On the SeriesX The CPU and GPU can reference data from anywhere, its just the maximum speed at which the data can be referenced is different (560 vs 336). The CPU has an upper bound far lower than the slower memory pool anyways.
But the devs need to be aware of where the memory they're using is at if its frequently used by the GPU.
Entirely different story on PC with phycally separate memory pools. Thiugh some of that is slightly mitigated by the Resizable BAR implementations, but its still slower than if the memory was directly accessible by both CPU and GPU.
I think what's being referred to isn't even really related to bandwidth, of how the data for the GPU pool of the memory is actually getting into that pool. Since the CPU only has access to 6 GB from 6 of the 10 chips (and of that 2.5 GB is reserved for OS anyway), I've seen that as basically a 3.5 GB physical space of RAM to shuffle data for the GPU memory through, but realistically it would be even "smaller" because some of that 3.5 is going to also be used for CPU code and audio data. At least, if the way I'm seeing it there is close to accurate.
Devs are likely aware of where the data is in memory once it's populated, it's more the question of how quickly that data can actually get to where it needs between the two pools. Once the GPU data is in the GPU memory pool it's basically smooth sailing but the differing pools of size & bandwidth might be creating some growing pains for devs in actually getting GPU-bound data into the GPU part of the memory pool. All that aside though compared to PC an APU design like Series X still has a clear advantage over what PC does with stuff like BAR or shuffling data over a PCIe bus, since it's still essentially a hUMA design in other aspects. This partitioning of memory pools into fast & slow blocks which also affects the physical capacity of both, feels like it kind of virtualizes some nUMA quirks into the package though, at least IMO.
edit: ignore this reply lol btw. it's completely based on wrong information.
Right, memory that is allocated to the GPU may actually need to be allocated to the CPU, but because of the split pool, developers can't use it and need work arounds to reallocate memory to it. The way memory is mapped, developers can't just freely use what's available without planning or designing around it. Instead of filling a single bucket, now they got two separate buckets to play with. Most of the earlier discussion around the disadvantages around split pool tended to formulate around the 'average' bandwidth between two pools, but size considerations were never really discussed (and honestly, without access to documentation I wouldn't have suspected this either)
If the GPU could directly access storage (in practice), would that resolve a lot of this? That's what DirectStorage is supposed to help with: directly accessing data in the storage to populate VRAM, bypassing system RAM and copy process. So we know the Series X is capable of this. However, it's also a part of Velocity Architecture and DirectStorage won't start deploying until later this year. If the VA timescale is to what you're speculating then this feature probably won't even be leveraged for a while even if the hardware is capable of it.
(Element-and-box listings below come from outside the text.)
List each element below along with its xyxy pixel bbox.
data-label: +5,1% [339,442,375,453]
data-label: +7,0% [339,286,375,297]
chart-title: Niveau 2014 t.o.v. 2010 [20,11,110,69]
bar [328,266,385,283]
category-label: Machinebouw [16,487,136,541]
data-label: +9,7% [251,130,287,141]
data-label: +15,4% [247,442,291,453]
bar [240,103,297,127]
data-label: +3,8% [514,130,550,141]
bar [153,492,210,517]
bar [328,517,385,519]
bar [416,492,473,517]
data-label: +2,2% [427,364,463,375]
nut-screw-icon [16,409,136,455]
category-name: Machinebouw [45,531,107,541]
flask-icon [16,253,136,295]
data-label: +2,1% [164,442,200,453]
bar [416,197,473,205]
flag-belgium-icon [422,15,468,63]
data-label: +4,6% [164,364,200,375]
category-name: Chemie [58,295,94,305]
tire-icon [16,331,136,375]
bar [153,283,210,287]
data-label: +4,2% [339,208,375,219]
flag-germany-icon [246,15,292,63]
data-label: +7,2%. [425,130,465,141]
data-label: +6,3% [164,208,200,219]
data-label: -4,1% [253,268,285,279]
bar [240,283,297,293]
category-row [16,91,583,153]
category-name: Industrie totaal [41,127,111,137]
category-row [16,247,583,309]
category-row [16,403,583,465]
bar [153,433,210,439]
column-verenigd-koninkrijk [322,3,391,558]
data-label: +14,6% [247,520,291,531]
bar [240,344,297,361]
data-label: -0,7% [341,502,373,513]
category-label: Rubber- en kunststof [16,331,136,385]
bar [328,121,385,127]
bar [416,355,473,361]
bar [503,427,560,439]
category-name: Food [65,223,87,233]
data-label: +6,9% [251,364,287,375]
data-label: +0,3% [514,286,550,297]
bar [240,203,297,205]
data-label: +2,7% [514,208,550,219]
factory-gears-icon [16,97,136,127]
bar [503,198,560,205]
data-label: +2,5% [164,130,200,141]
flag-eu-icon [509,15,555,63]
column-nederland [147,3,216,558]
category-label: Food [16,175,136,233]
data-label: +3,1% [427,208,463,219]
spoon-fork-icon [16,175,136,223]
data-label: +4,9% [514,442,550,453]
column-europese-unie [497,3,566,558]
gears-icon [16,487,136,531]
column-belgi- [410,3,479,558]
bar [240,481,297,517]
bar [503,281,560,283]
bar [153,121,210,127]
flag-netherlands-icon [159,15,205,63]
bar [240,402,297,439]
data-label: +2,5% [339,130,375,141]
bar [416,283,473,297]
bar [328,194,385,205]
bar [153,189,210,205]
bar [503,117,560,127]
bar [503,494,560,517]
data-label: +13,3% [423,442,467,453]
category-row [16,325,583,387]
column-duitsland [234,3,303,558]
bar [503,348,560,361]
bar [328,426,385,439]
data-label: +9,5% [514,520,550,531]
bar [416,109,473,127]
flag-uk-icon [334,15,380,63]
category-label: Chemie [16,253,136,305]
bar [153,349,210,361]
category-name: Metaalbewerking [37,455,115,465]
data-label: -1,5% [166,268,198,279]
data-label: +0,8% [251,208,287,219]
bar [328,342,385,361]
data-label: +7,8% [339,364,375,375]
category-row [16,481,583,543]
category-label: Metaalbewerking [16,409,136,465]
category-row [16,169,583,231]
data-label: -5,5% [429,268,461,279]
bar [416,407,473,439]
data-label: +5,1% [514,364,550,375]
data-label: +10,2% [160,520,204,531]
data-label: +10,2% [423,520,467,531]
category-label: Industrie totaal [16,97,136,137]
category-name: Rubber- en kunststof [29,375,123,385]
Which might be a bit of an issue going forward until it can actually be leveraged, but I guess we'll have to wait and see.
The issue is likely going to be cropping up the most during the transition period of games. These are games that still traditionally use the CPU for a lot of GPU functions, like culling, animation etc. So if the CPU needs to access these memory locations, this information needs to sit in the slow pool for it to do it's updates etc. I think the traditional thought process here is that GPU needs a huge amount of memory, which it may in the future, but as of this moment with cross gen, you may not see so much budget being placed towards super high quality assets, so the amount of VRAM required by the GPU may be lower, like 7-8 GB. And the CPU may use the rest. But with Series X|S you are locked with how much you have in both areas, so you careful planning on how to do it which is difficult when you need to make considerations for last generation.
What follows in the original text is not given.